In other words, I’m interested in finding the age of the cars I have to buy to minimize the total cost of cars. In the following plot you can see $\text{total cost(t)}$ for the values of $\lambda=12$, $k=2$, $N=60$, $\alpha = \frac{\log_2(2)}{2}$ , $c_0 = 20000$, and $c_\infty=1000$.

fig. 3

The optimal value for this set of parameters is

\[t^* = 13.81\]

So the best option is to buy cars that are $13.81$ years old. Notice also that buying new cars, $T=0$, is always the worse option.

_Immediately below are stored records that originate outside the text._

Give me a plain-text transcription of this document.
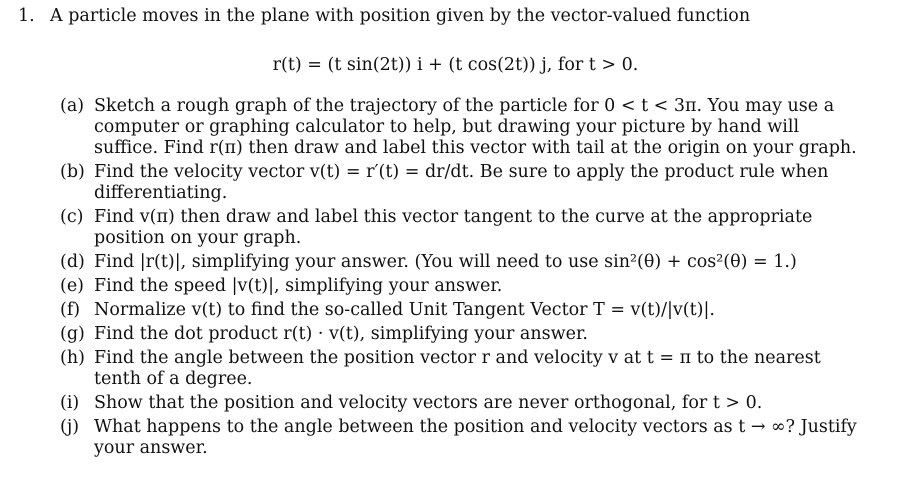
1. A particle moves in the plane with position given by the vector-valued function
r(t) = (t sin(2t)) i + (t cos(2t)) j, for t > 0.
(a) Sketch a rough graph of the trajectory of the particle for 0 < t < 3π. You may use a computer or graphing calculator to help, but drawing your picture by hand will suffice. Find r(π) then draw and label this vector with tail at the origin on your graph.
(b) Find the velocity vector v(t) = r′(t) = dr/dt. Be sure to apply the product rule when differentiating.
(c) Find v(π) then draw and label this vector tangent to the curve at the appropriate position on your graph.
(d) Find |r(t)|, simplifying your answer. (You will need to use sin²(θ) + cos²(θ) = 1.)
(e) Find the speed |v(t)|, simplifying your answer.
(f) Normalize v(t) to find the so-called Unit Tangent Vector T = v(t)/|v(t)|.
(g) Find the dot product r(t) · v(t), simplifying your answer.
(h) Find the angle between the position vector r and velocity v at t = π to the nearest tenth of a degree.
(i) Show that the position and velocity vectors are never orthogonal, for t > 0.
(j) What happens to the angle between the position and velocity vectors as t → ∞? Justify your answer.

Also, notice that the value of $c_\infty$ acts as a regularizer, otherwise the optimal solution would be to buy cars with high $T$ (aka old cars) such that $c(T) \approx 0$ . Then $U(T) \approx 0$ , so the cars would be useful for a small amount of time, but since buying old cars doesn’t have an associated cost there’s no problem. So basically we could spend all our live changing cars every day without any associated cost, and of course, this is not how the world works.

Conclusions

In this post I’ve shown how can we leverage the extra information we get from knowing that a car has survived a certain amount of time. In other words, when buying a used car you’re also buying information about the durability of the car.

Of course, the results in this post come from a simplified model, and the parameters I’ve chosen maybe are not the most real ones. However, I think it represents reality accurately enough and the overall idea still holds. So my recommendation is to stop buying new cars and start buying used cars!


  1. Now you understand why I don’t have a lot of friends that still want to talk with me.